Inevitably, as these fun ideograms continue to expand and evolve, replacing actual words and traditionally written messages for many, you’ll find symbols that can be easily misconstrued in pretty dangerous ways.
Portrayed on every major platform to closely resemble its real-life counterpart several years ago, the inherently contentious gun emoji went through a radical change on Apple’s devices back in 2016.
After a period of hesitation, Samsung, Twitter, Google and finally Microsoft decided to follow suit, replacing their own pistol emojis with harmless-looking squirt gun illustrations. The revised emoji is not yet available on Windows, although Microsoft offered a preview on one of its official social media channels earlier today, stating the company is “in the process of evolving” its emojis to reflect its “values and the feedback we’ve received.”
We are in the process of evolving our emojis to reflect our values and the feedback we’ve received. Here’s a preview: pic.twitter.com/BlB3yYTSht
— Microsoft (@Microsoft) April 25, 2018
The water pistol has reportedly begun to roll out to Android devices around the world, while Facebook plans to implement a similar change across its social networking and messaging products in the near future.

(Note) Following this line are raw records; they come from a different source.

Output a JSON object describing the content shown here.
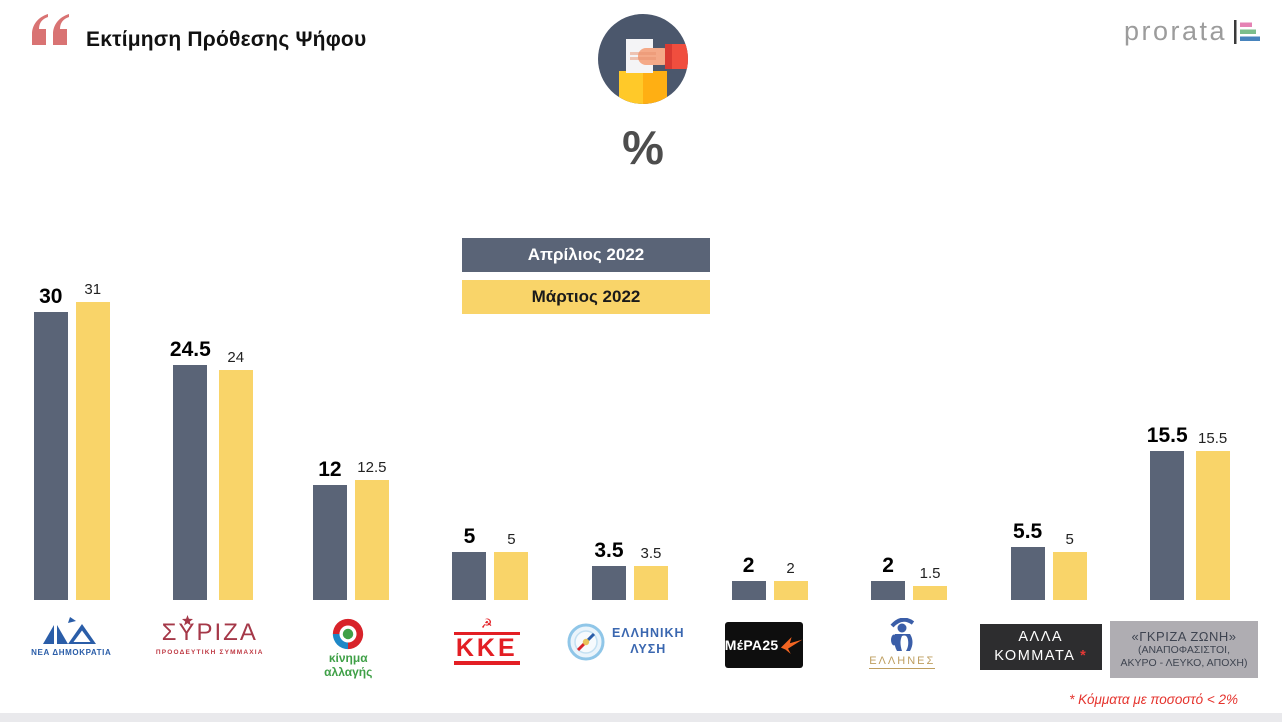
{
  "header": {
    "title": "Εκτίμηση Πρόθεσης Ψήφου",
    "quote_icon_color": "#D97373",
    "brand": {
      "name": "prorata",
      "chart_icon_colors": [
        "#E583B4",
        "#7CBE8C",
        "#4884BD"
      ]
    }
  },
  "hero_icon": {
    "percent_label": "%"
  },
  "legend": {
    "items": [
      {
        "label": "Απρίλιος 2022",
        "bg": "#5A6477",
        "fg": "#FFFFFF"
      },
      {
        "label": "Μάρτιος 2022",
        "bg": "#F9D469",
        "fg": "#1A1A1A"
      }
    ]
  },
  "chart_data": {
    "type": "bar",
    "title": "Εκτίμηση Πρόθεσης Ψήφου",
    "unit": "%",
    "categories": [
      "ΝΕΑ ΔΗΜΟΚΡΑΤΙΑ",
      "ΣΥΡΙΖΑ - ΠΡΟΟΔΕΥΤΙΚΗ ΣΥΜΜΑΧΙΑ",
      "ΚΙΝΗΜΑ ΑΛΛΑΓΗΣ",
      "ΚΚΕ",
      "ΕΛΛΗΝΙΚΗ ΛΥΣΗ",
      "ΜέΡΑ25",
      "ΕΛΛΗΝΕΣ",
      "ΑΛΛΑ ΚΟΜΜΑΤΑ *",
      "«ΓΚΡΙΖΑ ΖΩΝΗ» (ΑΝΑΠΟΦΑΣΙΣΤΟΙ, ΑΚΥΡΟ - ΛΕΥΚΟ, ΑΠΟΧΗ)"
    ],
    "series": [
      {
        "name": "Απρίλιος 2022",
        "color": "#5A6477",
        "values": [
          30,
          24.5,
          12,
          5,
          3.5,
          2,
          2,
          5.5,
          15.5
        ]
      },
      {
        "name": "Μάρτιος 2022",
        "color": "#F9D469",
        "values": [
          31,
          24,
          12.5,
          5,
          3.5,
          2,
          1.5,
          5,
          15.5
        ]
      }
    ],
    "ylim": [
      0,
      31
    ],
    "grid": false,
    "value_labels": true,
    "legend_position": "top-center"
  },
  "parties": [
    {
      "id": "nd",
      "name": "ΝΕΑ ΔΗΜΟΚΡΑΤΙΑ",
      "color": "#2A5DA8"
    },
    {
      "id": "syriza",
      "name": "ΣΥΡΙΖΑ",
      "subtitle": "ΠΡΟΟΔΕΥΤΙΚΗ ΣΥΜΜΑΧΙΑ",
      "color": "#A53848"
    },
    {
      "id": "kinal",
      "line1": "κίνημα",
      "line2": "αλλαγής",
      "color": "#3FA047"
    },
    {
      "id": "kke",
      "name": "ΚΚΕ",
      "emblem": "☭",
      "color": "#E31E24"
    },
    {
      "id": "elliniki-lysi",
      "line1": "ΕΛΛΗΝΙΚΗ",
      "line2": "ΛΥΣΗ",
      "color": "#3A67B0"
    },
    {
      "id": "mera25",
      "name": "ΜέΡΑ25",
      "bg": "#0E0E0E",
      "accent": "#F26522"
    },
    {
      "id": "ellines",
      "name": "ΕΛΛΗΝΕΣ",
      "color": "#BE9E5F"
    },
    {
      "id": "alla-kommata",
      "line1": "ΑΛΛΑ",
      "line2": "ΚΟΜΜΑΤΑ",
      "asterisk": "*",
      "bg": "#2D2D2F"
    },
    {
      "id": "gkriza-zoni",
      "line1": "«ΓΚΡΙΖΑ ΖΩΝΗ»",
      "line2": "(ΑΝΑΠΟΦΑΣΙΣΤΟΙ,",
      "line3": "ΑΚΥΡΟ - ΛΕΥΚΟ, ΑΠΟΧΗ)",
      "bg": "#AFADB2",
      "fg": "#3E4450"
    }
  ],
  "footnote": {
    "text": "* Κόμματα με ποσοστό < 2%",
    "color": "#E5342E"
  },
  "icons": {
    "quote-icon": "double opening quote marks",
    "ballot-box-icon": "hand dropping ballot into yellow box inside dark circle",
    "percent-symbol": "%",
    "brand-chart-icon": "vertical line with pink/green/blue horizontal bars",
    "star-icon": "star above Υ of ΣΥΡΙΖΑ",
    "flower-icon": "ΚΙΝΑΛ pinwheel flower, red/blue petals, green center",
    "hammer-sickle-icon": "☭",
    "compass-icon": "Ελληνική Λύση compass",
    "swallow-icon": "ΜέΡΑ25 orange swallow",
    "warrior-icon": "ΕΛΛΗΝΕΣ blue hoplite figure"
  }
}
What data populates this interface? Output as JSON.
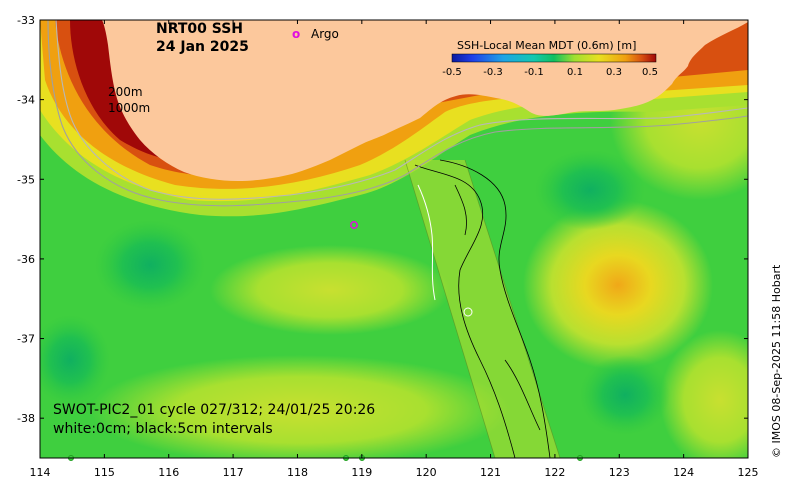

It’s obvious the cross-platform redesign was rushed by the companies’ desire to maintain compatibility with one another so that no confusion is generated when, say, a Galaxy user sends a Pixel owner a water pistol emoji that the latter receives as a depiction of an actual gun. Also, these changes may have a little something to do with the intense firearms regulation debate currently tearing the US apart.